Welcome to The Sports Docs Podcast with Dr. Catherine Logan and Dr. Ashley Bassett. On each episode we chat about the most recent developments in sports medicine and dissect through all the noise so you know which literature should actually impact your practice.
On today’s episode we’re focusing on cartilage defects of the knee with Dr. Clayton Nuelle, Assistant Clinical Professor at the University of Missouri and team physician for Mizzou athletics. His current research focuses on improving cartilage restoration and joint preservation techniques, so we are very excited to have him join us for our discussion today.
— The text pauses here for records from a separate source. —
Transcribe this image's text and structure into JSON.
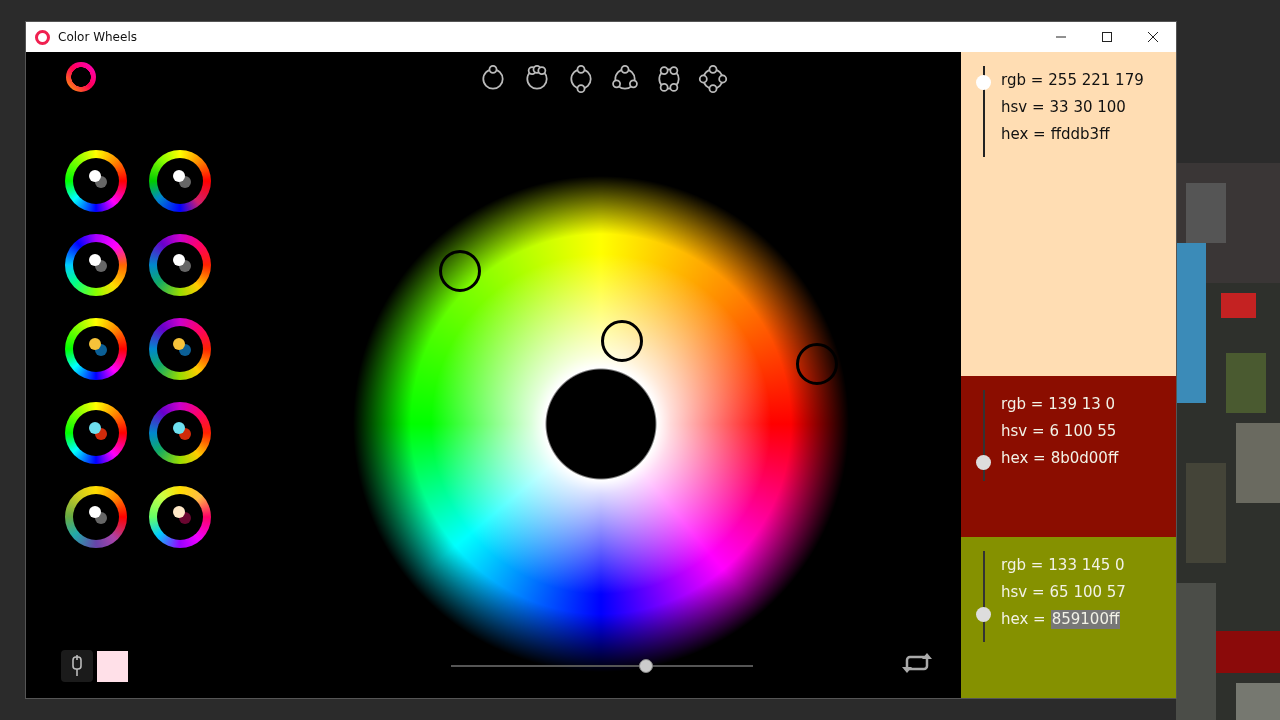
{
  "window": {
    "title": "Color Wheels"
  },
  "swatches": [
    {
      "color": "#ffddb3",
      "dark_text": true,
      "level": 0.82,
      "lines": [
        {
          "label": "rgb =",
          "value": "255 221 179",
          "highlighted": false
        },
        {
          "label": "hsv =",
          "value": "33 30 100",
          "highlighted": false
        },
        {
          "label": "hex =",
          "value": "ffddb3ff",
          "highlighted": false
        }
      ]
    },
    {
      "color": "#8b0d00",
      "dark_text": false,
      "level": 0.21,
      "lines": [
        {
          "label": "rgb =",
          "value": "139 13 0",
          "highlighted": false
        },
        {
          "label": "hsv =",
          "value": "6 100 55",
          "highlighted": false
        },
        {
          "label": "hex =",
          "value": "8b0d00ff",
          "highlighted": false
        }
      ]
    },
    {
      "color": "#859100",
      "dark_text": false,
      "level": 0.31,
      "lines": [
        {
          "label": "rgb =",
          "value": "133 145 0",
          "highlighted": false
        },
        {
          "label": "hsv =",
          "value": "65 100 57",
          "highlighted": false
        },
        {
          "label": "hex =",
          "value": "859100ff",
          "highlighted": true
        }
      ]
    }
  ],
  "picked_color": {
    "color": "#ffe0e8"
  },
  "brightness_slider": {
    "level": 0.645
  }
}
We have some great articles for you that contribute well to our conversation on the surgical treatment of knee cartilage disease.
We start with a discussion of osteochondral lesions in the pediatric population. Will Bugbee and his team at Scripps Clinic in California authored a case series titled “Osteochondral Allograft Transplantation of the Knee in the Pediatric and Adolescent Population”. They reported 90% graft survivorship at 10 years post-op. Of the five grafts that failed, four successfully underwent a salvage surgery with another osteochondral allograft. 88% of knees were rated as good to excellent with an 89% satisfaction rate. The authors deemed OCA to be a safe and effective procedure for pediatric patients with large osteochondral defects.
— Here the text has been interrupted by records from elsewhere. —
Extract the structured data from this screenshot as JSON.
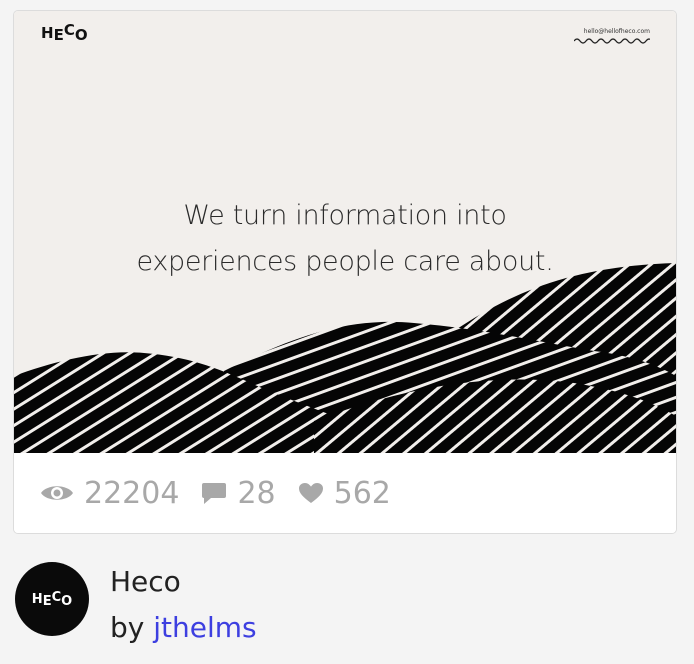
{
  "preview": {
    "brand_letters": [
      "H",
      "E",
      "C",
      "O"
    ],
    "email": "hello@hellofheco.com",
    "headline_line1": "We turn information into",
    "headline_line2": "experiences people care about."
  },
  "stats": {
    "views": "22204",
    "comments": "28",
    "likes": "562"
  },
  "author": {
    "avatar_letters": [
      "H",
      "E",
      "C",
      "O"
    ],
    "shot_title": "Heco",
    "by_prefix": "by",
    "username": "jthelms"
  },
  "icons": {
    "views": "eye-icon",
    "comments": "comment-icon",
    "likes": "heart-icon"
  },
  "colors": {
    "stat_text": "#a8a8a8",
    "username_link": "#3d3fe0",
    "preview_bg": "#f2efec",
    "avatar_bg": "#0a0a0a"
  }
}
Then, from the December 2021 issue of Cartilage, we discuss the comprehensive review article by Andreas Gomoll and colleagues titled “Algorithm for Treatment of Focal Cartilage Defects of the Knee: Classic and New Procedures.” This paper nicely details a treatment approach based on cartilage lesion size, location and presence of underlying bone involvement.
We finish up our conversation with a focus on rehab and returning to play after cartilage restoration procedures. The last article we reference is a systematic review published in AJSM 2009 titled “Return to Sports Participation After Articular Cartilage Repair in the Knee.” Kai Mithoefer et al reported an overall return to sports rate of 73%, with the highest return rates following OATS. Yet, the highest durability to continue playing at the preinjury level of play was following ACI at 96%. There were numerous factors that impacted an athletes ability to return to sport. Younger patients, those with pure cartilage lesions rather than osteochondral lesions, duration of symptoms less than 12 months pre-op, smaller lesions under 2 cm, lesion location at the lateral femoral condyle, no prior surgeries and no concomitant procedures were all associated with increased return to play.